This document is current until 4 December 2018
Services at GDS need to be set up to send automated alerts to staff if the service’s monitoring detects issues.
Alerts can take many forms including emails, phone calls and status websites.
The service manual has some information on writing alerts.
User needs for alerting
- Support GDS’ goal of services being available to meet user needs
- Mitigate reputational damage to GDS
- Adhere to service level agreements (with reliant parties like other government departments), industry standards (like PCI compliance) and legal requirements (like the Code of Practice for Official Statistics)
Principles for setting up an alerting system
Alerts should be meaningful and actionable. An alert that shows the status of a system is actually a monitoring tool. The text of your alerts should be specific - people will be responding to alerts in the middle of the night.

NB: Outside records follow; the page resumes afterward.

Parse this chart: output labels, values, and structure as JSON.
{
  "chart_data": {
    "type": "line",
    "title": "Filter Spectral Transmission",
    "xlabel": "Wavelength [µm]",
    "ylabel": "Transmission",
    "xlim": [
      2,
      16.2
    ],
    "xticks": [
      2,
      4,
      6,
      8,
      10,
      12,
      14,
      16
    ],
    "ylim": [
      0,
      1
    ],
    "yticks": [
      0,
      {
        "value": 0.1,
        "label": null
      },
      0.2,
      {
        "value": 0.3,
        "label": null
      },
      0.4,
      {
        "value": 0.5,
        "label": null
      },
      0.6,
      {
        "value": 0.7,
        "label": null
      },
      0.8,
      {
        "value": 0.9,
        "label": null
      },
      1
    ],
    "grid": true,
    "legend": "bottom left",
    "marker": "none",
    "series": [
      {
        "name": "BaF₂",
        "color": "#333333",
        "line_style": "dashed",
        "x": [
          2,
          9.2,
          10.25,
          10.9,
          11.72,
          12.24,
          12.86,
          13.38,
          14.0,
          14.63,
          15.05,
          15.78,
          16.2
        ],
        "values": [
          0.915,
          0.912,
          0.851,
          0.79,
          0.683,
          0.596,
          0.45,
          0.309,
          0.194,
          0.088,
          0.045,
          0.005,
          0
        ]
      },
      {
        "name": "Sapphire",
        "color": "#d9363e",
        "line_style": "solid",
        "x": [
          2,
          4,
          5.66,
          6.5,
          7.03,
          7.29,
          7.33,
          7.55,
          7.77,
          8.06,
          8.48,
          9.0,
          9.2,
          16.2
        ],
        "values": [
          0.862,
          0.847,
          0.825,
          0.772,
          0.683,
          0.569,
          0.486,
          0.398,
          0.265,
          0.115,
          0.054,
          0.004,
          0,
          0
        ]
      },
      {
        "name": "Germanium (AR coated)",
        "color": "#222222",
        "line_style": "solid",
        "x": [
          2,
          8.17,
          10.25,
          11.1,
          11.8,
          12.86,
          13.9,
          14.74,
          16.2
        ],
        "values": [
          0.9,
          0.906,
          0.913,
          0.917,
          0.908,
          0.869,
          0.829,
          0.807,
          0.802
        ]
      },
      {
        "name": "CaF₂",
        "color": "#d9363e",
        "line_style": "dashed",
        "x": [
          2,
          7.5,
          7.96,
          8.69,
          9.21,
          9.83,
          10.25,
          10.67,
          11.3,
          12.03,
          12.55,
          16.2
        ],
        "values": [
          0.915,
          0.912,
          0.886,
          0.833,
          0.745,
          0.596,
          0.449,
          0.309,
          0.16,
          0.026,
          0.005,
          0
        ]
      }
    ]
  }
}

Don’t rely on emails as an automated alerting method for incident responders. Emails become noisy which over time results in them being ignored or overlooked. If you absolutely have to use emails, template them so that the information is presented consistently.
Don’t include sensitive information in your alerts. Alerts are likely to be shared while they’re being worked on.
Dashboards or information radiators can be useful to show the current status of alerts, but they should not be the primary alerting mechanism. If you use them, ensure you have one reliable source rather than multiple dashboards.
People respond better to their preferred alerting method. Use a tool which allows your on-call staff to have the same alert presented in different ways depending on the responder.
The audience for your alerts should dictate which alerting mechanism to use. Sending an SMS to all of your users when you have an outage might be impractical, but setting up a status page is probably sensible.
Do end-to-end tests of your alerting pipeline regularly.
As a team grows or becomes more mature, it becomes more important to track alerts, escalate them (automatically or manually), acknowledge them (as work in progress) and co-ordinate rotas.
Tools for alerting
Your monitoring system should use PagerDuty to send alerts about problems with your service.
We recommend using Pingdom as well, as a top-level check on your service’s availability.
We recommend using Atlassian StatusPage to provide updates on service status to users.